Decisions integration functionates as follows:
- a number of base classifiers is selected and trained;
- metadata for the neural network training is prepared. For that, base classifiers are tested using the interpreted data sample. Then for each test sample a vector of base classifiers decisions is generated. Then, a component which includes the true class value of the test sample is added to the decisions vector;
- meta-data sample is used for training the neural network that performs decisions integration.
Modular neural networks method
For modular neural networks it is proposed to use the so-called gating network (neural network for assessing the classifiers’ competence for a particular input vector of data provided for classifiers). This option represents the neural network paradigm to integrate decisions based on competences. The corresponding theory is called mixture of experts. Each classifier is associated with the so-called "referee" program, which predicts its competence degree with respect to a specific input, that a set of base classifiers is provided with (Fig. 3).
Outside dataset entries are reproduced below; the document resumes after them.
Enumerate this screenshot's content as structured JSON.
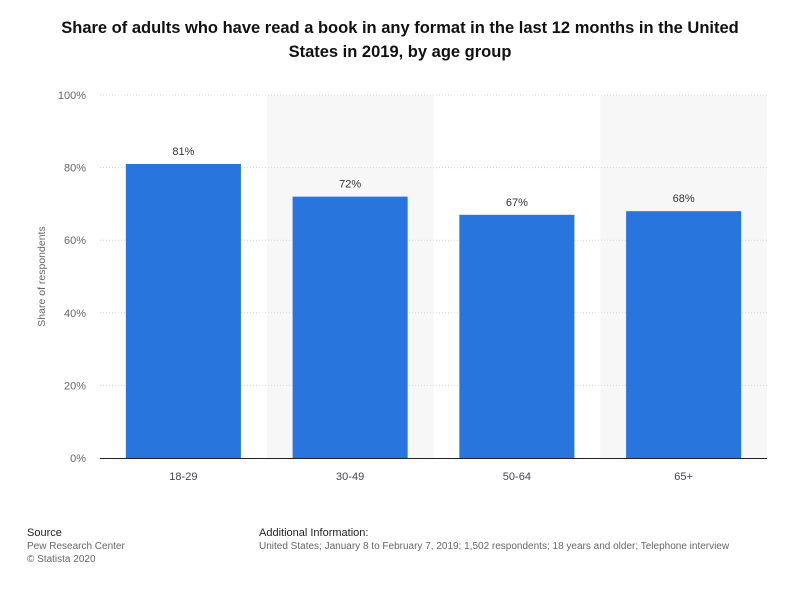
{
  "chart_data": {
    "type": "bar",
    "title": "Share of adults who have read a book in any format in the last 12 months in the United States in 2019, by age group",
    "categories": [
      "18-29",
      "30-49",
      "50-64",
      "65+"
    ],
    "values": [
      81,
      72,
      67,
      68
    ],
    "value_labels": [
      "81%",
      "72%",
      "67%",
      "68%"
    ],
    "ylabel": "Share of respondents",
    "xlabel": "",
    "ylim": [
      0,
      100
    ],
    "yticks": [
      0,
      20,
      40,
      60,
      80,
      100
    ],
    "ytick_labels": [
      "0%",
      "20%",
      "40%",
      "60%",
      "80%",
      "100%"
    ],
    "grid": true,
    "bar_color": "#2876dd"
  },
  "footer": {
    "source_heading": "Source",
    "source_name": "Pew Research Center",
    "copyright": "© Statista 2020",
    "info_heading": "Additional Information:",
    "info_text": "United States; January 8 to February 7, 2019; 1,502 respondents; 18 years and older; Telephone interview"
  }
}
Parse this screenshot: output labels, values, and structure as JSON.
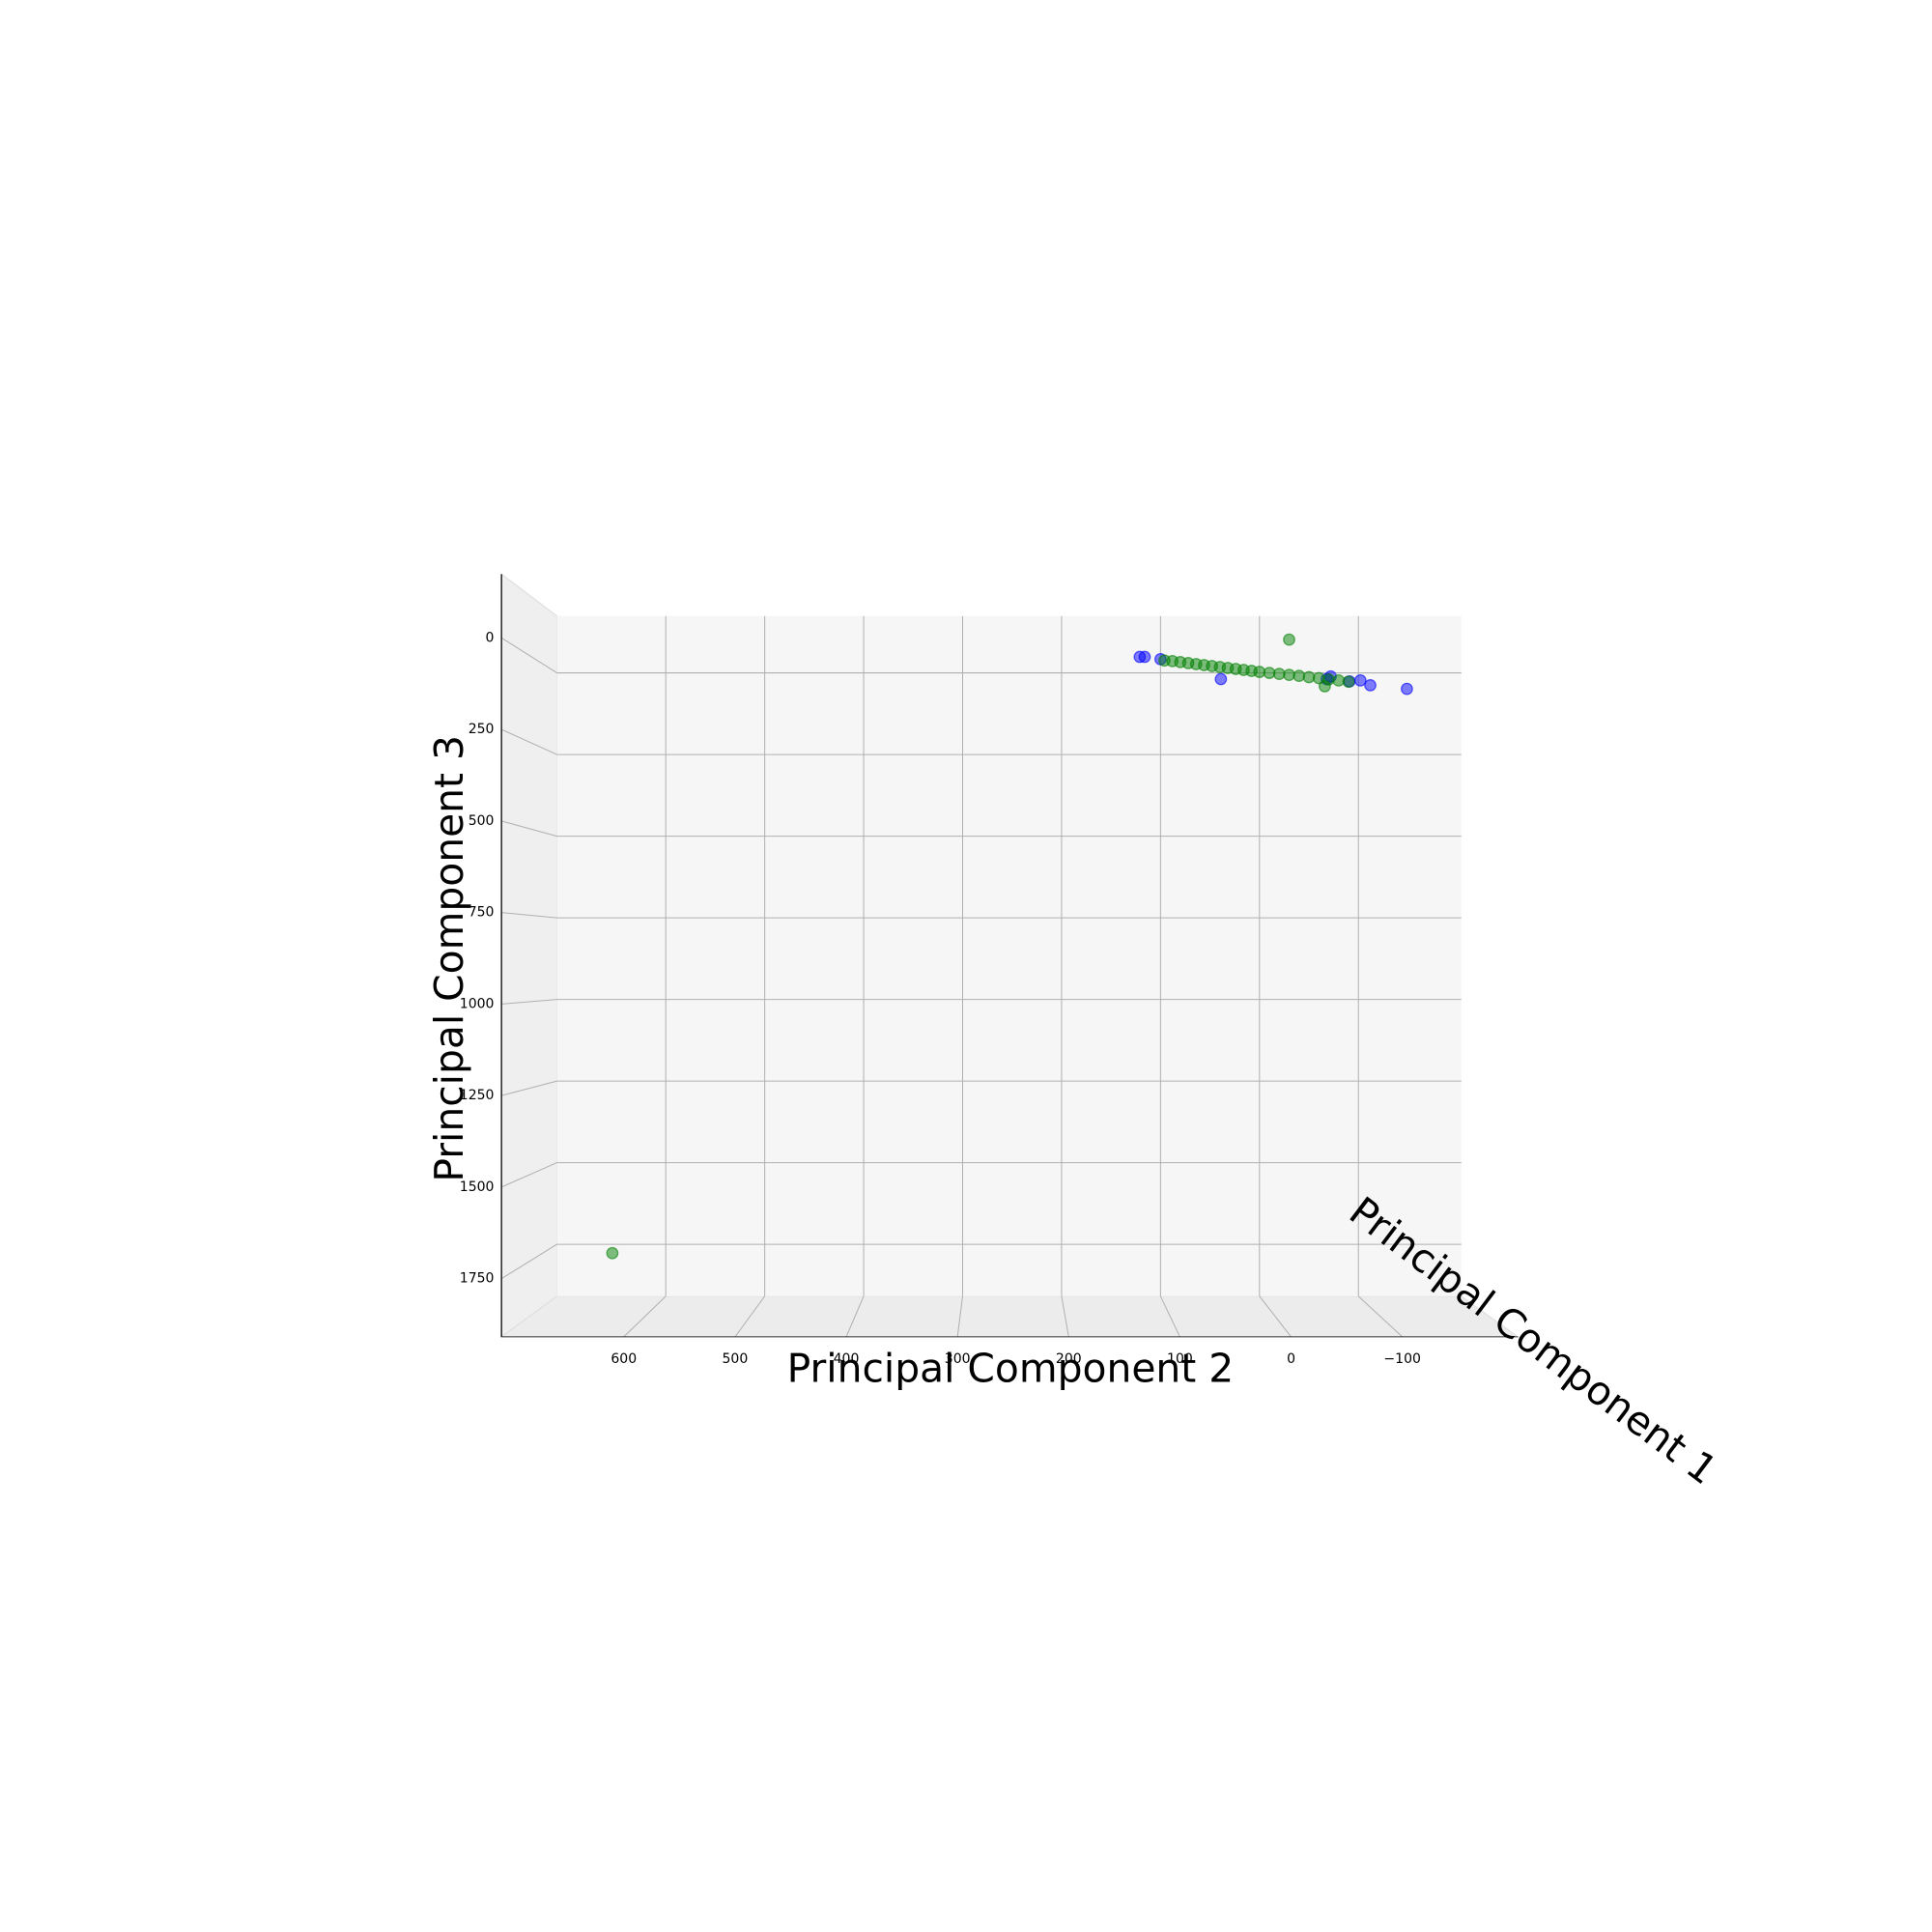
{
  "chart_data": {
    "type": "scatter3d",
    "xlabel": "Principal Component 2",
    "ylabel": "Principal Component 3",
    "zlabel": "Principal Component 1",
    "xlim": [
      710,
      -204
    ],
    "ylim": [
      -174,
      1909
    ],
    "xticks": [
      600,
      500,
      400,
      300,
      200,
      100,
      0,
      {
        "value": -100,
        "label": "−100"
      }
    ],
    "yticks": [
      0,
      250,
      500,
      750,
      1000,
      1250,
      1500,
      1750
    ],
    "grid": true,
    "series": [
      {
        "color": "#0000ff",
        "x": [
          121,
          116,
          100,
          39,
          -68,
          -72,
          -91,
          -102,
          -112,
          -149
        ],
        "values": [
          -49,
          -49,
          -42,
          19,
          19,
          11,
          26,
          23,
          38,
          49
        ]
      },
      {
        "color": "#008000",
        "x": [
          654,
          -30,
          96,
          88,
          80,
          72,
          64,
          56,
          48,
          40,
          32,
          24,
          16,
          8,
          0,
          -10,
          -20,
          -30,
          -40,
          -50,
          -60,
          -70,
          -80,
          -90,
          -66
        ],
        "values": [
          1777,
          -102,
          -38,
          -36,
          -33,
          -30,
          -27,
          -24,
          -21,
          -18,
          -15,
          -12,
          -9,
          -6,
          -3,
          0,
          3,
          6,
          9,
          13,
          16,
          20,
          23,
          27,
          41
        ]
      }
    ]
  }
}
Depending on the input vector X, decisions of different classifiers can be somehow selected and used in order to obtain a combined decision. Number of inputs of predicting network equal to the dimension of the input vector of feature space. Number of network outputs equal to the number of classifiers L. Given a specific input vector, predicting neural network is trained to predict the competence degree of each classifier, i.e. evaluation of the fact that the classifier provides the correct decision. The degree of competence is represented by the number on the interval [0,1].
Ensembles of Neural Networks
Also, decisions integration system architecture, which consists of several “experts” (neural networks) is proposed. Combining the knowledge of neural networks in the ensemble proved to be effective, demonstrating the prospects of application of the collective recognition technology to overcome the problem of "fragility".
The ensemble of neural networks - a set of neural network models, that makes the decision by averaging the results of the individual models. Depending on how the ensemble is constructed, its use allows to solve one of two problems: the tendency of base neural network architecture to underfit (this problem is solved by boosting meta-algorithm), and tendency of the base architecture to overfit (bagging meta-algorithm).
There are various universal voting schemes, for which the winner is the class:
- maximum - with a maximum response of the ensemble members;
- average - with the highest average response of the ensemble members;
- majority - with the largest number of votes of the members of the ensemble.
My question
Which scheme of collective recognition is most suitable for symbol/digit recognition?
Mostly, I will work with digits. Data sources from which I took the information about the various schemes of collective classification dated 2006, and I am afraid that some methods may become obsolete.
I have mentioned the following methods:
- on the basis of competence areas
- on the basis of using a neural network to combine classifiers
- on the basis of modular neural networks
- on the basis of neural network ensembles.
Which method, potentially, can show better classification accuracy and performance in the task of symbols/digits recognition?
Or, are there new and more efficient methods of collective recognition/classification that I did not mention here?